UN peacekeeping missions have given China, which has not been in an overseas conflict for three decades, a channel for diplomatic outreach and military experience as the People's Liberation Army modernises.                                           

China has sent more than 14,000 peacekeepers, mostly military observers, engineers and medics, to UN peacekeeping operations in the last 20 years. About 2,000 Chinese are currently serving, senior colonel Kui Yanwei told reporters.                                           

"The relatively low English standards of peacekeepers" ranks after general security issues and a lack of trained teachers with peacekeeping experience among the challenges they face, Kui said.

"We need English for better communications with the other UN personnel and teams," peacekeeping veteran Liu Zhao said, in fluent English, as he showed reporters around a compound modelled on the Chinese camp in Darfur.                                           

As China's economic muscle has given it greater clout in the United Nations, it has experimented with peacekeeping activities.

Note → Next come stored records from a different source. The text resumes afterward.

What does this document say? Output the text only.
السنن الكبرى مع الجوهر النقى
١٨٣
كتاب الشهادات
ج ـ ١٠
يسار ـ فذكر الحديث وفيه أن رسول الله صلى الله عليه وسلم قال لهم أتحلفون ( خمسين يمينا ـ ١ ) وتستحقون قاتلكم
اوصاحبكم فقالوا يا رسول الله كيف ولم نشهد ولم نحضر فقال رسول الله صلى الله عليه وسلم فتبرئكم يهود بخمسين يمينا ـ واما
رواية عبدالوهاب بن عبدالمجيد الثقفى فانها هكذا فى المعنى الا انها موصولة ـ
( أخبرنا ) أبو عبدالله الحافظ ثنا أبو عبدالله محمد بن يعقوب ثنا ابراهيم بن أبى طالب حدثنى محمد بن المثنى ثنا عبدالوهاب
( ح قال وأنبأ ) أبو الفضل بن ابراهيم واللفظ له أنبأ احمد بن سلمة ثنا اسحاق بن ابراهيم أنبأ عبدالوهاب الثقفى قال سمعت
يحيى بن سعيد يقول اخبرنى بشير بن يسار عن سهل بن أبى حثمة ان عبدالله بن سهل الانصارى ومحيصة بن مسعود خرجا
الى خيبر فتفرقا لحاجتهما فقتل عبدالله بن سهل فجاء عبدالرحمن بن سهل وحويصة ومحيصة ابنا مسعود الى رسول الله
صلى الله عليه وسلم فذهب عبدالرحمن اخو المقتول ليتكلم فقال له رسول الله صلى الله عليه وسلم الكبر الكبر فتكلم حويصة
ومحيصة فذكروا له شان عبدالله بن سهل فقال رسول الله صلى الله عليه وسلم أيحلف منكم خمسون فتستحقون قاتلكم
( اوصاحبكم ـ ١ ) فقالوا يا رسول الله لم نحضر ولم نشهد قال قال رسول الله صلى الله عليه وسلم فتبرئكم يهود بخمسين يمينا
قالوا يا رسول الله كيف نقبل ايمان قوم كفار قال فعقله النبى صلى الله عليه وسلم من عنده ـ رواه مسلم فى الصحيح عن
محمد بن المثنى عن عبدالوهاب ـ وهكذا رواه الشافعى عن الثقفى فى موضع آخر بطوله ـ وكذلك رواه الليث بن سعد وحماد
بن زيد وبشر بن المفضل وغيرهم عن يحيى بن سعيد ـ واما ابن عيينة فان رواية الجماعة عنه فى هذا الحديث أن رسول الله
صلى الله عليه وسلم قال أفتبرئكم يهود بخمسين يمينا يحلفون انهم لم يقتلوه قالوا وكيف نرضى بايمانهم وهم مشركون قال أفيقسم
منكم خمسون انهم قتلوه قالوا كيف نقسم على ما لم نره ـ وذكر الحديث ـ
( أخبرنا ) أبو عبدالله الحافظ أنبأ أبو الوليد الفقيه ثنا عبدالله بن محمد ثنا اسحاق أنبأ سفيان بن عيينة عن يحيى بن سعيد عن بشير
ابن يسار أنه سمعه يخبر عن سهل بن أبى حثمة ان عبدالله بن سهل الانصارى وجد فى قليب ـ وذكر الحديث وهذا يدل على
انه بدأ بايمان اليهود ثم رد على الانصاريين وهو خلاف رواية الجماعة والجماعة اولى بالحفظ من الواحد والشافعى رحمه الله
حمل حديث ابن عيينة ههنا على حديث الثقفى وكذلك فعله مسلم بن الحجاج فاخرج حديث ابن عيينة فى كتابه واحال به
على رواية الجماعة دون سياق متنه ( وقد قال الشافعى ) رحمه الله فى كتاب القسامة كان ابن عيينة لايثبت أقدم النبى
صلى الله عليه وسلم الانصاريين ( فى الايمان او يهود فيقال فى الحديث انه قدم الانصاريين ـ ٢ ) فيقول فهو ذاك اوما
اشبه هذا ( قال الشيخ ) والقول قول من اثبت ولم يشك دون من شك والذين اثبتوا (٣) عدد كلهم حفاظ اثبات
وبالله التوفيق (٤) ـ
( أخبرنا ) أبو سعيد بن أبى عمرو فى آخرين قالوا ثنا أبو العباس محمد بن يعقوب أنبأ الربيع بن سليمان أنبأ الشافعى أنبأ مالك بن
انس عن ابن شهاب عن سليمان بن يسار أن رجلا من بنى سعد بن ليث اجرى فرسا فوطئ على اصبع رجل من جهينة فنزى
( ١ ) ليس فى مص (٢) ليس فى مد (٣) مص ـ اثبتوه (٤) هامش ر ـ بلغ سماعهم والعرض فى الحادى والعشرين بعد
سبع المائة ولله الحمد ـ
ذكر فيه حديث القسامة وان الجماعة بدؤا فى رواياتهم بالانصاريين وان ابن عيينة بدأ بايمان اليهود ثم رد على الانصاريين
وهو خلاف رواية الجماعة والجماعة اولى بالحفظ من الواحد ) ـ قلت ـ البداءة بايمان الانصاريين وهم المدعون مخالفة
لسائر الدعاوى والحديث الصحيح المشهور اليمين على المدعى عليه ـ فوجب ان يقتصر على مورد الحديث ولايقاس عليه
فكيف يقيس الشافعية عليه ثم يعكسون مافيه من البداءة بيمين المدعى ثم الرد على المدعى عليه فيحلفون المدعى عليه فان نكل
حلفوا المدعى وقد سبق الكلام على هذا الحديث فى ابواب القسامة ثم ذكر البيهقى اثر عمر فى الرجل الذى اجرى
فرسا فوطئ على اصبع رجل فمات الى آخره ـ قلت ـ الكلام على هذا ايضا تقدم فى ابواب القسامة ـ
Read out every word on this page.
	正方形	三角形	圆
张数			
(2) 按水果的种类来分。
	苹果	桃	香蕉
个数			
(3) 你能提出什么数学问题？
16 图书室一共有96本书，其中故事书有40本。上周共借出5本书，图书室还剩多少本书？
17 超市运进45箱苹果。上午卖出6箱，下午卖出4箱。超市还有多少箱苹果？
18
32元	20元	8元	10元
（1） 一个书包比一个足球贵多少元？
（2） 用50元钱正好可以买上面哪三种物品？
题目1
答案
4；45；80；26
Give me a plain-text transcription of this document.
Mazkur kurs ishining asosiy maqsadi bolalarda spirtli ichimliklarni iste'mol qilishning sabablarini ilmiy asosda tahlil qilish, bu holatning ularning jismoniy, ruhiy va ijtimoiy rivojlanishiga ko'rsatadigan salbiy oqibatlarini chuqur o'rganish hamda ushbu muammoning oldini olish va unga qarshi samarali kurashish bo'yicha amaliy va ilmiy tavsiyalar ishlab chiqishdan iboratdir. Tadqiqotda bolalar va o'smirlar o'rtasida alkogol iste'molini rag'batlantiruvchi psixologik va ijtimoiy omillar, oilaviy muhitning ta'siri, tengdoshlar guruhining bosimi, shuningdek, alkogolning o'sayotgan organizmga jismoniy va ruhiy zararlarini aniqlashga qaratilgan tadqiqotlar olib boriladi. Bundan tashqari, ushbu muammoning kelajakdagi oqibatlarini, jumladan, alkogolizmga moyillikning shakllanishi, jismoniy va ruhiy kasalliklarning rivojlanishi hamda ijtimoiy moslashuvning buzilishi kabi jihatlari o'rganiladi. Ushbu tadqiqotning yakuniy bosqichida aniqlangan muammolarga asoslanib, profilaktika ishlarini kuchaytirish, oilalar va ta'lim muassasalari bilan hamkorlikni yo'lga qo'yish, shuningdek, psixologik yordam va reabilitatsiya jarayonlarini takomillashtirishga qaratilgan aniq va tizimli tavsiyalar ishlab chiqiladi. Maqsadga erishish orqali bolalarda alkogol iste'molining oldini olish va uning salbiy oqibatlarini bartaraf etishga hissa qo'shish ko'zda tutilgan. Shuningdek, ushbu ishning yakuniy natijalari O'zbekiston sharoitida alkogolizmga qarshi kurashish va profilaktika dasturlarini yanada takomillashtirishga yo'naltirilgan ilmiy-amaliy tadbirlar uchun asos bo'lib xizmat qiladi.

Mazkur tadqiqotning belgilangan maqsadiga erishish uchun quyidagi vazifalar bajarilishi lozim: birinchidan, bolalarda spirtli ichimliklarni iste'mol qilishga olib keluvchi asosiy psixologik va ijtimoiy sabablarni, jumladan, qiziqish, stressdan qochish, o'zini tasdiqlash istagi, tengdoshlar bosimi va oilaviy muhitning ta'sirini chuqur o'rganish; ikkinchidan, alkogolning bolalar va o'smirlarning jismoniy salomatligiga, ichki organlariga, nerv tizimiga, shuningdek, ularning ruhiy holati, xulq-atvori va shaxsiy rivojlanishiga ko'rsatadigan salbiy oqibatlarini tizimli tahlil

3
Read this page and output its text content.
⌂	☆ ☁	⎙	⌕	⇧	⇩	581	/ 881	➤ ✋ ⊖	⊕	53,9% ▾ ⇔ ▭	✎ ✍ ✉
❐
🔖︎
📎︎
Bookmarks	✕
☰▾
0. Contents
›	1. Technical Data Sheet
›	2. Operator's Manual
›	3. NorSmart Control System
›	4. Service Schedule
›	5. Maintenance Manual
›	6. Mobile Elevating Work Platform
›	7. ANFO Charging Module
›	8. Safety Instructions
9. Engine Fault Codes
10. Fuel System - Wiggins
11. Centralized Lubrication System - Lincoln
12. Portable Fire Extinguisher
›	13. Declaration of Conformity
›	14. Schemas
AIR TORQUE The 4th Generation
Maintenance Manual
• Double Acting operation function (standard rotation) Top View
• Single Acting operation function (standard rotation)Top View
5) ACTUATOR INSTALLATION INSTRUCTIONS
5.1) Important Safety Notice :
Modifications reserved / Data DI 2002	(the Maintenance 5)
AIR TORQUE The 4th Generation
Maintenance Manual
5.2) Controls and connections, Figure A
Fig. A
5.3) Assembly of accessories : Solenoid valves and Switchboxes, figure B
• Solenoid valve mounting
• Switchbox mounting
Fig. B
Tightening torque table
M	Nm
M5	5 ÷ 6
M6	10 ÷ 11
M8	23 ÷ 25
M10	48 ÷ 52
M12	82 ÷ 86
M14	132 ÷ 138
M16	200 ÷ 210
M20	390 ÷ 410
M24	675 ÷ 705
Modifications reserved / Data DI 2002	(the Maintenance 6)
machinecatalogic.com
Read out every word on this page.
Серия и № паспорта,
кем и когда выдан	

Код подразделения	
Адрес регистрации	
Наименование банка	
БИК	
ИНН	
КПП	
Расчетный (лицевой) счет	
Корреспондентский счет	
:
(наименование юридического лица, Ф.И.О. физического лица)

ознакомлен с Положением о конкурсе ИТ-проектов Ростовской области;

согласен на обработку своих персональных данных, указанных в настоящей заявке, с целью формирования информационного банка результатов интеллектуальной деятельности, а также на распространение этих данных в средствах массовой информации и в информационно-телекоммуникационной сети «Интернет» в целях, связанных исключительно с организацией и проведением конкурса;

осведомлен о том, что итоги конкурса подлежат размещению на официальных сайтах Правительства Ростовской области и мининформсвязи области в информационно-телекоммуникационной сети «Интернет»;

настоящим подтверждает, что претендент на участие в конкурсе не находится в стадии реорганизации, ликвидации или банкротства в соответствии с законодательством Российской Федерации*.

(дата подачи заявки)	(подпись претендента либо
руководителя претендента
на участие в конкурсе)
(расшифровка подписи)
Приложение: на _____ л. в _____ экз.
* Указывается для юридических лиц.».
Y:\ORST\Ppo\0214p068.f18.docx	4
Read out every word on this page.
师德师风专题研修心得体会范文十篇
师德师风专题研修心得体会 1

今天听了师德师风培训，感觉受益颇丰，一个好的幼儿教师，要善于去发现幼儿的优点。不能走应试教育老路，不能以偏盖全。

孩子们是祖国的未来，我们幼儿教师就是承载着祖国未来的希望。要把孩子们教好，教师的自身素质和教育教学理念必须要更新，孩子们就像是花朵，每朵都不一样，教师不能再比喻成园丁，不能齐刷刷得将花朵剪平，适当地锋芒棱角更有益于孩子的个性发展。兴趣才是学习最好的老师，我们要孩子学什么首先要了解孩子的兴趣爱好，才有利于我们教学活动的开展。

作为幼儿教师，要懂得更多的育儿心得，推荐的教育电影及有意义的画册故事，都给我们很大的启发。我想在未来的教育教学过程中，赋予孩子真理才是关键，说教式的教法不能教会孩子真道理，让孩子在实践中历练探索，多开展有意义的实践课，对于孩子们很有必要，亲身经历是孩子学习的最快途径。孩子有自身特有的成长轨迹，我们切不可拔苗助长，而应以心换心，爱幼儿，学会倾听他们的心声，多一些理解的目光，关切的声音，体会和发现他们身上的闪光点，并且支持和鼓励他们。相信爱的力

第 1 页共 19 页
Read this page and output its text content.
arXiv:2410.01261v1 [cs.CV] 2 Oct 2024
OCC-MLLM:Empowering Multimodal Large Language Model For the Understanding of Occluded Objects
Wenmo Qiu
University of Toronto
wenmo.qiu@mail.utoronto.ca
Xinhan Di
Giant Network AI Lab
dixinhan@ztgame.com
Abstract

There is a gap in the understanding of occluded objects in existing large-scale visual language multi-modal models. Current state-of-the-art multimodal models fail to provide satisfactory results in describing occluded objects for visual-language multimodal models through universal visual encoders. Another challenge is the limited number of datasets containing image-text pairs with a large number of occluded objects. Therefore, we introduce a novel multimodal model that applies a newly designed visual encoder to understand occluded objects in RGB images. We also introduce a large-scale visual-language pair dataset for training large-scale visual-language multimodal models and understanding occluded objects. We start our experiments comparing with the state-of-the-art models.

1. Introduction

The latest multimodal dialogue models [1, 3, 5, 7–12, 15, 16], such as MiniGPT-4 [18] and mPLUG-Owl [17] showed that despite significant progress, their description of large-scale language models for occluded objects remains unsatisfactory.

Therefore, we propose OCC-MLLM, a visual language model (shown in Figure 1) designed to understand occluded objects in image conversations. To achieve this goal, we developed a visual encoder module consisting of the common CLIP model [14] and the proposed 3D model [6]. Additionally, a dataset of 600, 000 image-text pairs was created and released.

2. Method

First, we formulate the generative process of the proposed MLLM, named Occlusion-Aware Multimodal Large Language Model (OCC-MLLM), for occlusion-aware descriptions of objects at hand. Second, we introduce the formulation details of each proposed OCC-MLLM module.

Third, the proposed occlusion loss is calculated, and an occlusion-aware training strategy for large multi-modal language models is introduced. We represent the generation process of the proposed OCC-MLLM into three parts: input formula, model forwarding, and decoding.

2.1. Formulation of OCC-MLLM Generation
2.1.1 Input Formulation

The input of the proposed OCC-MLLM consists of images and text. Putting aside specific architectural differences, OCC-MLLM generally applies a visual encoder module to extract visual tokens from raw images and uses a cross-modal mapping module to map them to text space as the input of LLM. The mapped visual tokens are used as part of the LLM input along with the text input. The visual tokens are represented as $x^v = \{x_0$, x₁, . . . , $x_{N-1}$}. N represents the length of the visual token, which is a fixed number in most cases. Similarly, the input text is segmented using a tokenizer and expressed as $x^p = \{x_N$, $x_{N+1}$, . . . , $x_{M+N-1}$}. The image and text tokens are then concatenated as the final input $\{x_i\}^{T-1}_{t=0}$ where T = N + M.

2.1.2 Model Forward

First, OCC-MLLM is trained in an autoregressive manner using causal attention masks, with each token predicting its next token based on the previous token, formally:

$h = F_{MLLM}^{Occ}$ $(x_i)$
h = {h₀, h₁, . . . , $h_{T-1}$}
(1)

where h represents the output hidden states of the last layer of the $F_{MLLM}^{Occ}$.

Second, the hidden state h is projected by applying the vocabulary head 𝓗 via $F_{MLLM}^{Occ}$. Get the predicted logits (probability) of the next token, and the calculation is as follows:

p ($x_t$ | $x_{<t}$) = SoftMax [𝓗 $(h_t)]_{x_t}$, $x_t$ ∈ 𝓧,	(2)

"Beijing's policymakers see engagement in peacekeeping and conflict resolution as a way for China to project a more benign and harmonious image beyond its borders," Chin-hao Huang, who co-authored a report for the Stockholm International Peace Research Institute, told reporters earlier this month.                                           

China sees it as a way "to reassure neighbours near and far about its peaceful intentions, and in the long-term to gradually balance US and other Western influence by gradually but more firmly establishing China's status as a great power", he said.

Western countries seeking to engage China have also broached the idea of military cooperation on humanitarian missions. China sent naval ships to the Gulf of Aden last winter to protect commercial vessels against Somali pirates, and has now indicated it would further cooperate with NATO patrols there.                                           

The United States has floated the idea of Chinese support in Afghanistan, but Kui said China can only participate in peacekeeping operations organised by the United Nations. China's domestic media have paid most attention to its peacekeepers' work in Haiti, where it sent police units. "Chinese peacekeepers involved on the ground adds a layer of legitimacy because China is a developing country," Huang said.